How to improve Tesseract's output

Question

I have an image that looks like this:

And this is the processed image

I have tried pretty much everything. I processed the image like this:

gray = cv2.cvtColor(img, cv2.COLOR_BGR2GRAY) #Converting to GrayScale
(h, w) = gray.shape[:2]
gray = cv2.resize(gray, (w*2, h*2))
thresh = cv2.threshold(gray, 150, 255.0, cv2.THRESH_BINARY | cv2.THRESH_OTSU)[1]
gray = cv2.morphologyEx(thresh, cv2.MORPH_CLOSE, rectKernel)
blur  = cv2.GaussianBlur(gray,(1,1),cv2.BORDER_DEFAULT)
text = pytesseract.image_to_string(blur, config="--oem 1 --psm 6")

But Tesseract doesnt print out anything. I am using this version of tesseract 5.0.0-alpha.20201127

How do I improve it's performance? Its highly unreliable. Edit:

The answer below did a wonderful job on the said image. But when I apply this technique to image like this one I get wrong output

Why is that? They seem roughly the same.

Answer 1

The problem is characters are not in center of the image.

Sometimes, tesseract have difficulty recognizing the characters or digit if they are not on the center.

Therefore my suggestion is:

• 1. Center the characters
• 2. Up-sample and convert to gray-scale

---

• 1. Centering the characters:

     • 

     • cv2.copyMakeBorder(img, 50, 50, 50, 50, cv2.BORDER_CONSTANT, value=[255])
       

     • 50 is just a padding variable, you can set to any other value.

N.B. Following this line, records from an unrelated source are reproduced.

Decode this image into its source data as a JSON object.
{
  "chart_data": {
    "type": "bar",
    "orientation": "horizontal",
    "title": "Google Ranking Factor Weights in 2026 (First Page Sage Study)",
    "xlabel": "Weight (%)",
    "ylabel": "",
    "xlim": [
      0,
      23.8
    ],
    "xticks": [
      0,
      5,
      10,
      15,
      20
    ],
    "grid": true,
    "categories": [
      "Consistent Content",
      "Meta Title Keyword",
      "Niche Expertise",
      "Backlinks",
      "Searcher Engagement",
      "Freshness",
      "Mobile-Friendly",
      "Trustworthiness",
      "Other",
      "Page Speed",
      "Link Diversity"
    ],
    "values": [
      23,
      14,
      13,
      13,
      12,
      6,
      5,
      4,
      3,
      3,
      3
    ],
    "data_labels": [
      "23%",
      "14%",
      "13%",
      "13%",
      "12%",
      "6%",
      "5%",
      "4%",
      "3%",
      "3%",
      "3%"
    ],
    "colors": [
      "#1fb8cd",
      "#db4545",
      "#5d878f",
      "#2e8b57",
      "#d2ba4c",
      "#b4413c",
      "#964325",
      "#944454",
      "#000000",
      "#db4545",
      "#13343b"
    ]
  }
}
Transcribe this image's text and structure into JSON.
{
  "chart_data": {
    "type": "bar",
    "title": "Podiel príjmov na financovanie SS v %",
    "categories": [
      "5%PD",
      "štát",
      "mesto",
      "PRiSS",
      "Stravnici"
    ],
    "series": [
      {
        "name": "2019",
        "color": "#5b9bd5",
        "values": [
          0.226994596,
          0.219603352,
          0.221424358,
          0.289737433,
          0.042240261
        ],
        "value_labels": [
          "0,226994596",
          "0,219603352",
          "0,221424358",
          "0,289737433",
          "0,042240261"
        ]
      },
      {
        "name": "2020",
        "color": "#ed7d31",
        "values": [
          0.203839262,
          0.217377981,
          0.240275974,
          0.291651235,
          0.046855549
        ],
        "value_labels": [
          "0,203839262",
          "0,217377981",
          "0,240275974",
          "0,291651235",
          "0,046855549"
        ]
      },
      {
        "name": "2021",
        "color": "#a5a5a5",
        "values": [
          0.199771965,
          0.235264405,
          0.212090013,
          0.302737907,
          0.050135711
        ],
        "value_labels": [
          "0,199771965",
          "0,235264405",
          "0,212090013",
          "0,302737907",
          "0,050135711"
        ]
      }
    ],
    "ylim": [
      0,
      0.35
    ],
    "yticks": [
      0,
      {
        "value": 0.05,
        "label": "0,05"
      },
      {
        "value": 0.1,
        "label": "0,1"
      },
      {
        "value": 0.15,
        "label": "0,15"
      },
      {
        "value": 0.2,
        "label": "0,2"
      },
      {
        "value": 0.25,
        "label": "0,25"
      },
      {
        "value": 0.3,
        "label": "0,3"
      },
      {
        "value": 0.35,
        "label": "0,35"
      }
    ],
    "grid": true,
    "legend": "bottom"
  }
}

     • The background turns blue because of the value. OpenCV read the image in BGR fashion. giving 255 as an input is same as [255, 0, 0] which is display blue channel, but not green and red respectively.

     • You can try with other values. For me it won't matter, since I'll convert it to gray-scale on the next step.

• 2. Up-sampling and converting to gray-scale:

     • The same steps you have done. The first three-line of your code.

     • 

Now when you read:

MEHVISH MUQADDAS

---

Code:

---

import cv2
import pytesseract

# Load the image
img = cv2.imread("onf0D.jpg")

# Center the image
img = cv2.copyMakeBorder(img, 50, 50, 50, 50, cv2.BORDER_CONSTANT, value=[255])

# Up-sample
img = cv2.resize(img, (0, 0), fx=2, fy=2)

# Convert to gray-scale
gry = cv2.cvtColor(img, cv2.COLOR_BGR2GRAY)

# OCR
txt = pytesseract.image_to_string(gry, config="--psm 6")
print(txt)

Read more tesseract-improve-quality.

You don't need to do threshold, GaussianBlur or morphologyEx.

The reasons are:

• Simple-Threshold is used to get the features of the image. Input images' features are already available.

• You don't have to smooth the image, there is no illumination effect on the image.

• You don't need to do segmentation, since background is plain-white.

---

Update-1

The second image requires pre-processing. However, applying simple-threshold won't work on this image. You need to remove the background using a binary mask, then you can apply OCR.

• Result of the binary-mask:

• 

Now, if you apply OCR:

IRUM FEROZ

Code:

---

import cv2
import numpy as np
import pytesseract

# Load the image
img = cv2.imread("jCMft.jpg")

# Center the image
img = cv2.copyMakeBorder(img, 50, 50, 50, 50, cv2.BORDER_CONSTANT, value=[255])

# Up-sample
img = cv2.resize(img, (0, 0), fx=2, fy=2)

# Convert to HSV color-space
hsv = cv2.cvtColor(img, cv2.COLOR_BGR2HSV)

# Adaptive-Threshold
msk = cv2.inRange(hsv, np.array([0, 0, 0]), np.array([179, 255, 130]))

# OCR
txt = pytesseract.image_to_string(msk, config="--psm 6")
print(txt)

Q:How do I find the lower and upper bounds of the cv2.inRange method?

A: You can use the following script.

Q: What did you change in the second image?

A: First I converted image to the HSV format, instead of gray-scale. The reason is I wanted remove the background. If you experiment with adaptiveThreshold you will see there are a lot of artifacts on the background limits the tesseract recognition. Then I used cv2.inRange to get a binary mask. Feeding binary-mask to the input gave me the desired result.